This is bleeding from the genital tract after the delivery of a baby. It can be broadly divided into primary and secondary types, the dist...
This is bleeding from the genital tract after the delivery of a baby.
It can be broadly divided into primary and secondary types, the distinction being the timing of the onset of the bleed relative to the delivery.
A primary postpartum haemorrhage is a loss (usually defined as more than 500ml) in the first 24 hours after delivery.
It is important to note that in pregnancy the clinical parameters may be unreliable; for example, apparent normotension can be due to pre-eclampsia combined with blood loss.
Risk factors for postpartum haemorrhage
- women with risk factors for postpartum haemorrhage should be advised to give birth in an obstetric unit where more emergency treatment options are available.
- antenatal risk factors:
- previous retained placenta or postpartum haemorrhage
- maternal haemoglobin level below 8.5 g/dl at onset of labour
- body mass index greater than 35 kg/m2
- grand multiparity (parity 4 or more)
- antepartum haemorrhage
- overdistention of the uterus (for example, multiple pregnancy, polyhydramnios or macrosomia)
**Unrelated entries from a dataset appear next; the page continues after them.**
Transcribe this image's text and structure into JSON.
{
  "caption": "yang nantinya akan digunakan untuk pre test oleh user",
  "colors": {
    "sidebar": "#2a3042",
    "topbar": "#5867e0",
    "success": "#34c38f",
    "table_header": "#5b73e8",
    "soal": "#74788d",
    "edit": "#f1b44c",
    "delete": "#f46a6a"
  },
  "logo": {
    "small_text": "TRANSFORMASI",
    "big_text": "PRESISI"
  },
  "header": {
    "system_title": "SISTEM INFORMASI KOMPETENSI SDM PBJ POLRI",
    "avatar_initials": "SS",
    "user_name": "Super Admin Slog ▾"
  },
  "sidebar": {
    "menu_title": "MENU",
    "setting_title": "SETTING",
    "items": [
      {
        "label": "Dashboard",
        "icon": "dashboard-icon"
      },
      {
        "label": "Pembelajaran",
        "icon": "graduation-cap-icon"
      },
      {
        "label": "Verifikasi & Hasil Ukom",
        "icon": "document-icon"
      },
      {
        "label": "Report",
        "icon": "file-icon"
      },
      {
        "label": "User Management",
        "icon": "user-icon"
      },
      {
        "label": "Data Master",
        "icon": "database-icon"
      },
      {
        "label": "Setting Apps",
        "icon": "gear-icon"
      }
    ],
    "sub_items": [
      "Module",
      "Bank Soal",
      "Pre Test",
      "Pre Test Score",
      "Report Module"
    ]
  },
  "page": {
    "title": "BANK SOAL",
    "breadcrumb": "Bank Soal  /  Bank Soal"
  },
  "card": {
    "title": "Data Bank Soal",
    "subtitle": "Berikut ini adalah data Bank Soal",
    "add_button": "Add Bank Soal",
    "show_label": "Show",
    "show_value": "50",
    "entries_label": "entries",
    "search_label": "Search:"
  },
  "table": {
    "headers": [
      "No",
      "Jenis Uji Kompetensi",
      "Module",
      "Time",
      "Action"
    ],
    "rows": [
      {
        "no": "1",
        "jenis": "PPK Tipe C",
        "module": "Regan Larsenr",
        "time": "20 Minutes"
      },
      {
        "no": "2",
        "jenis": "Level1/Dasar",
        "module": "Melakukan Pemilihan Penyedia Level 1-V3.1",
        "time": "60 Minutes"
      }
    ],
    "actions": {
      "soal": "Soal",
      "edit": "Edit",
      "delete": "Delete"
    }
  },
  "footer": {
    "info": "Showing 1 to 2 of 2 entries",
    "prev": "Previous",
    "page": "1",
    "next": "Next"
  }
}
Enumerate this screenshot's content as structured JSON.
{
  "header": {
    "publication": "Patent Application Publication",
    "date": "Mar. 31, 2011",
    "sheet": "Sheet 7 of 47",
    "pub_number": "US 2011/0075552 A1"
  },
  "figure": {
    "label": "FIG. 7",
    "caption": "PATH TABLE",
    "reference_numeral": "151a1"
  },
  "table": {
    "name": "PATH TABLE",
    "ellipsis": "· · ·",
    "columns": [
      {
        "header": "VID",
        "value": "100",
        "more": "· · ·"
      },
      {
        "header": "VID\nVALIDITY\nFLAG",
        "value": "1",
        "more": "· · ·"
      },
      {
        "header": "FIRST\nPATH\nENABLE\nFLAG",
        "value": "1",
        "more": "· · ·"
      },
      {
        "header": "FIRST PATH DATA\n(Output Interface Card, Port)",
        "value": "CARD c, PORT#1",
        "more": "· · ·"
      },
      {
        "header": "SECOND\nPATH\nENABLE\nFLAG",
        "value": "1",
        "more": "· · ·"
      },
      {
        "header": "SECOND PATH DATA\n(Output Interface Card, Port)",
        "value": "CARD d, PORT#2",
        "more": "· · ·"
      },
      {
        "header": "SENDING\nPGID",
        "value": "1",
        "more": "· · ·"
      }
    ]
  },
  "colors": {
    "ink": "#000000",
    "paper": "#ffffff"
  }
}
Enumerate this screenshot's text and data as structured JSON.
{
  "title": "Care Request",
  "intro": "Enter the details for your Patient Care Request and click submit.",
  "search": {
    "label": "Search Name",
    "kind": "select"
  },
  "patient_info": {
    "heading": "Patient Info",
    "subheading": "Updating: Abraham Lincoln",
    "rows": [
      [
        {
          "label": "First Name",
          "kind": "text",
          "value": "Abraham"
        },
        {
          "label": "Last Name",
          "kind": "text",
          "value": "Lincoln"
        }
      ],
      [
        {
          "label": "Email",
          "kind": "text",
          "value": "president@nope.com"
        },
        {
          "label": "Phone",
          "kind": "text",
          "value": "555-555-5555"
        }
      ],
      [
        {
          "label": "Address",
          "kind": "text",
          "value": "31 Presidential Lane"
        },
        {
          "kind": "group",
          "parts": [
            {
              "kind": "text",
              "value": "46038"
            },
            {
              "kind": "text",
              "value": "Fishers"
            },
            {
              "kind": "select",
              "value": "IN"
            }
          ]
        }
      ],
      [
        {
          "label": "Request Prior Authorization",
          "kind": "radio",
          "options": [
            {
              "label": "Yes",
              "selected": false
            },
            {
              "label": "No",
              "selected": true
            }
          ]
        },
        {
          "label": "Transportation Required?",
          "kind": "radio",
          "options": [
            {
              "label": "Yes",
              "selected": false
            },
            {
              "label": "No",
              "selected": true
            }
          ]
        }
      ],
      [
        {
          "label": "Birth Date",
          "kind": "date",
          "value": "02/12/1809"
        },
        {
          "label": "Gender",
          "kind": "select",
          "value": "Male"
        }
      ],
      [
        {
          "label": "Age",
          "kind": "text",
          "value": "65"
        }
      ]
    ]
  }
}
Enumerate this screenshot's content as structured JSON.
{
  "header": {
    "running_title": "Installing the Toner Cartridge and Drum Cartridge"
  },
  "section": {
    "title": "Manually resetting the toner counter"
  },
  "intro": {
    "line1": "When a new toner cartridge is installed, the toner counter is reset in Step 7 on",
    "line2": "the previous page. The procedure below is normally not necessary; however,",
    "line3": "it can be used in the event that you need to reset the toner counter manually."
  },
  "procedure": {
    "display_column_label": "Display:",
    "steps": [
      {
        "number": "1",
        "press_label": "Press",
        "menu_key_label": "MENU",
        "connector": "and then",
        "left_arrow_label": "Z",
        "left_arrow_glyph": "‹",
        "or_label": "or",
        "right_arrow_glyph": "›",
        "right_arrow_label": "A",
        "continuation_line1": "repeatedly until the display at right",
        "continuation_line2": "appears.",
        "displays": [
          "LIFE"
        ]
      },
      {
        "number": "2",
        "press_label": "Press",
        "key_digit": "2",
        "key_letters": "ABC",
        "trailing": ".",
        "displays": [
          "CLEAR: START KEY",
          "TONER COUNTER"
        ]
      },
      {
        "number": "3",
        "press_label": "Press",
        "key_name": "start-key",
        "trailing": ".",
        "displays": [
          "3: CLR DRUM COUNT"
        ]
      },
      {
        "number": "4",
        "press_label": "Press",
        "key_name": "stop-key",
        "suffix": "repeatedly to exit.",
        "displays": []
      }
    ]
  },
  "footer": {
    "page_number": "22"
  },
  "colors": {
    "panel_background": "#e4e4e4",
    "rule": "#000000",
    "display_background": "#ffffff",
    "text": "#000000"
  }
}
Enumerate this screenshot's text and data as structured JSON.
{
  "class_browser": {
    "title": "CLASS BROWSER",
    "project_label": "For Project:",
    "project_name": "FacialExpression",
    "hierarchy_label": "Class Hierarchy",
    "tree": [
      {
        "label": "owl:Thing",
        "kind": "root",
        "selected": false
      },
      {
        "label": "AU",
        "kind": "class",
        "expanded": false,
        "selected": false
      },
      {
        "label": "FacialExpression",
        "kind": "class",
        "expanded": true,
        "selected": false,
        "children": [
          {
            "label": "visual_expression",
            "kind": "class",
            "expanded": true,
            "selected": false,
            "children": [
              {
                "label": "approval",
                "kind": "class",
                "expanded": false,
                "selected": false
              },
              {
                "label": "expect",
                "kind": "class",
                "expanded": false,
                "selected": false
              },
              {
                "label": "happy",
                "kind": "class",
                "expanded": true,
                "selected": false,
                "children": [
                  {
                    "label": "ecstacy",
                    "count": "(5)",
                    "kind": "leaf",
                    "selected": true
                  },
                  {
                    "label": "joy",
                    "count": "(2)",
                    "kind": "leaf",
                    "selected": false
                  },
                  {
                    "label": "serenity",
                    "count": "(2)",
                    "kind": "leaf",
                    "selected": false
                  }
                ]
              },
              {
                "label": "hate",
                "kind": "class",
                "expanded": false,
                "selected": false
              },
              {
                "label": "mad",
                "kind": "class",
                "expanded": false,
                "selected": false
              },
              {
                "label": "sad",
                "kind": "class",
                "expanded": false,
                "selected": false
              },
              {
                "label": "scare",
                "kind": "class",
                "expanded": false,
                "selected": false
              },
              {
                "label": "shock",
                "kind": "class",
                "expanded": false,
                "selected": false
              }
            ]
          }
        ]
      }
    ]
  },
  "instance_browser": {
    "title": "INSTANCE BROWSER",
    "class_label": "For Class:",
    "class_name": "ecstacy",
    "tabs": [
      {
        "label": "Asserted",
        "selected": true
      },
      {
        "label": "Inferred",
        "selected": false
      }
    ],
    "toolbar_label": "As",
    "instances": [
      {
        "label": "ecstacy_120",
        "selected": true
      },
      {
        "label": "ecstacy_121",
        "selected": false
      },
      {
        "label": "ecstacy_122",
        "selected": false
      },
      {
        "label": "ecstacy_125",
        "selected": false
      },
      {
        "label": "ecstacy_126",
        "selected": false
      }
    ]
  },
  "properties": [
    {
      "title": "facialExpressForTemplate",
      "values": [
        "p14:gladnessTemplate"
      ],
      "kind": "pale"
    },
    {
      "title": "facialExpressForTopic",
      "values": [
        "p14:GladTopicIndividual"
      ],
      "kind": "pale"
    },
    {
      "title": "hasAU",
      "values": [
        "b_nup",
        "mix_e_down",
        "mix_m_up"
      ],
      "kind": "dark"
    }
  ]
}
- existing uterine abnormalities e.g fibroids
- low-lying placenta
- maternal age (35 years or older)
- risk factors in labour:
- induction
- prolonged first, second or third stage of labour
- oxytocin use
- precipitate labour
- operative birth or caesarean section.
- antenatal risk factors:
Prevention of postpartum haemorrhage
- traditionally, oxytocin and ergot preparations have been used as uterotonic agents for postpartum haemorrhage prophylaxis mostly as part of active management of the third stage of labour
- a major disadvantage, mainly related to ergot preparations, is the relatively high incidence of side-effects such as nausea, vomiting and increase in blood pressure
- misoprostol may prevent severe postpartum haemorrhage but the evidence is inconsistent
- misoprostol or intramuscular postaglandins are not more effective than conventional injectable uterotonics - both lead to more adverse effects
- the review concludes that neither intramuscular prostaglandins nor misoprostol are preferable to conventional injectable uterotonics as part of the management of the third stage of labour especially for low-risk women.
Primary postpartum haemorrhage
This is PPH occurring around the time of childbirth, and is arbitrarily set at losses of more than 500mls within 24 hrs of delivery. However, blood loss during childbirth is often underestimated and most women lose more than 500 mls.
PPH is said to occur in 2 - 8% of deliveries.
An oxytocic administered with delivery of the anterior shoulder, followed by controlled cord traction to deliver the placenta, will reduce the incidence of PPH.
Aetiology of PPH (4Ts)
Uterine atony (Tone) is the commonest cause of postpartum haemorrhage (90%).
Other causes include:
- retained placenta (Tissue)
- soft tissue lacerations (Trauma)
- uterine inversion
- coagulation disorders eg. von Willebrands disease, idiopathic thrombocytopaenia, liver disease(Thrombin)
Complications
- death – 5% of all mortality in pregnancy
- acute tubular necrosis
- puerperal sepsis
- pituitary necrosis - Sheehan's syndrome
- post-partum anaemia with associated psychological symptoms, eg lethargy, depression
Secondary postpartum haemorrhage
Secondary post-partum haemorrhage is the presence of any excess, frank bleeding 24 hours after delivery. It most usually occurs 8 to 10 days after this time. It occurs after approximately 1% of all deliveries.
Causes include:
- retained products of conception
- displacement of blood clot
- infection
- abnormal involution of the placental site
- choriocarcinoma
An offensive discharge pv implies an infectious aetiology. This is managed by 'blind' systemic, broad-spectrum antibiotics while waiting for culture results from a high vaginal swab.